Registered Nurses' Association of Ontario

Nursing Best Practice Guidelines

Background
  • Leg ulcer disease is typically cyclical and chronic, with periods of healing followed by recurrence.
  • Leg ulcers are a major cause of morbidity, suffering and high health service costs. 
  • The negative impact on the sufferer’s quality of life is significant, as individuals may experience mobility loss, chronic pain, fear, anger, depression, and social isolation (Phillips, Stanton, Provan & Lew, 1994; Pieper, Szczepaniak & Templin, 2000; Price & Harding, 1996).
  • A one-month prevalence study in one large Canadian region found a prevalence rate of 1.8 per 1,000 for the population over the age of 25 (Harrison, Graham, Friedberg, Lorimer & Vandervelde-Coke, 2001).
  • The care of this population is compounded by the fact that the condition is highly associated with age, with the prevalence rate reported in the 2 percent range for those over age 65 (Callam et al., 1985; Cornwall et al., 1986).
  • Reports on the percentage of lower limb ulcerations that result predominantly from a venous etiology range from 37 to 62 percent (Baker et al., 1991; Callam et al., 1985; Cornwall et al., 1986; Nelzen, Bergquist, Lindhagen & Halbrook, 1991; Nelzen et al., 1995).
  • Some studies found venous leg ulcers had a longer duration and a higher recurrence rate than those of a non-venous etiology (Baker et al., 1991; Nelzen et al., 1995).
  • Surveys have shown wide variation in the clinical management of leg ulcers.

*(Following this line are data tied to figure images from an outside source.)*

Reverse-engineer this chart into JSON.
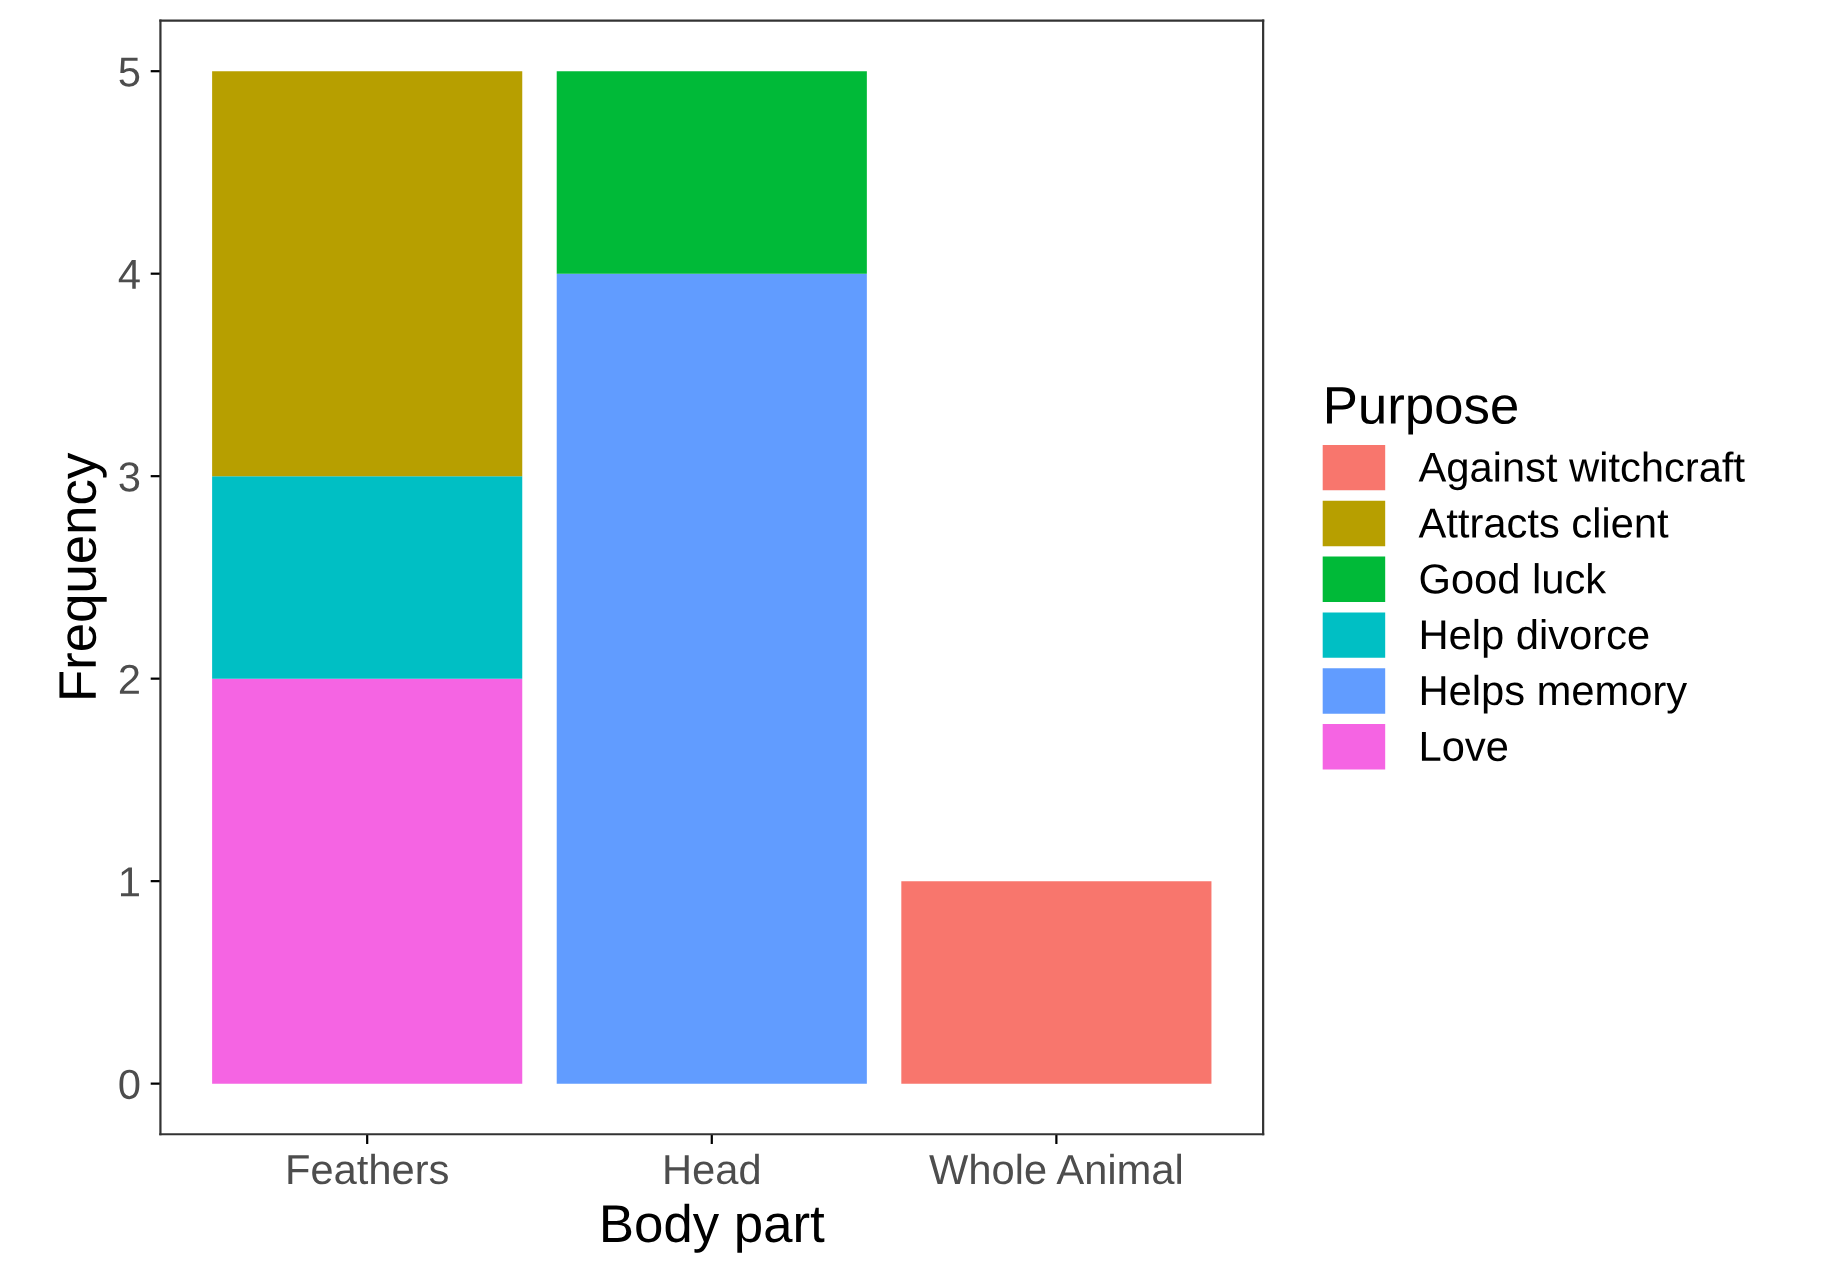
{
  "chart_data": {
    "type": "bar",
    "stacked": true,
    "xlabel": "Body part",
    "ylabel": "Frequency",
    "legend_title": "Purpose",
    "legend": "right",
    "categories": [
      "Feathers",
      "Head",
      "Whole Animal"
    ],
    "series": [
      {
        "name": "Love",
        "color": "#f564e3",
        "values": [
          2,
          null,
          null
        ]
      },
      {
        "name": "Helps memory",
        "color": "#619cff",
        "values": [
          null,
          4,
          null
        ]
      },
      {
        "name": "Help divorce",
        "color": "#00bfc4",
        "values": [
          1,
          null,
          null
        ]
      },
      {
        "name": "Good luck",
        "color": "#00ba38",
        "values": [
          null,
          1,
          null
        ]
      },
      {
        "name": "Attracts client",
        "color": "#b79f00",
        "values": [
          2,
          null,
          null
        ]
      },
      {
        "name": "Against witchcraft",
        "color": "#f8766d",
        "values": [
          null,
          null,
          1
        ]
      }
    ],
    "ylim": [
      -0.25,
      5.25
    ],
    "yticks": [
      0,
      1,
      2,
      3,
      4,
      5
    ],
    "grid": false
  }
}
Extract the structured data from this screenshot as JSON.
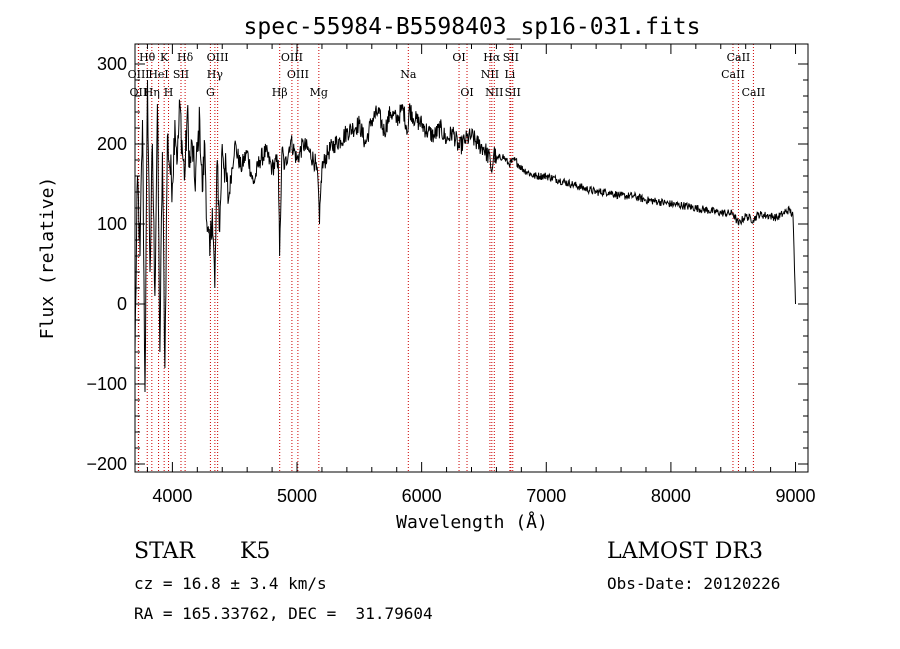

Numerous types of wound dressings, bandages and stocking are used in the treatment and prevention of recurrence (Lees & Lambert, 1992; Stevens, Franks & Harrington, 1997).
  • As the prevalence of leg ulcers increases with age, the swell in the elderly population with the advance of the “boomer” generation, and an anticipated increment in longevity will result in higher resource demand for community leg ulcer care.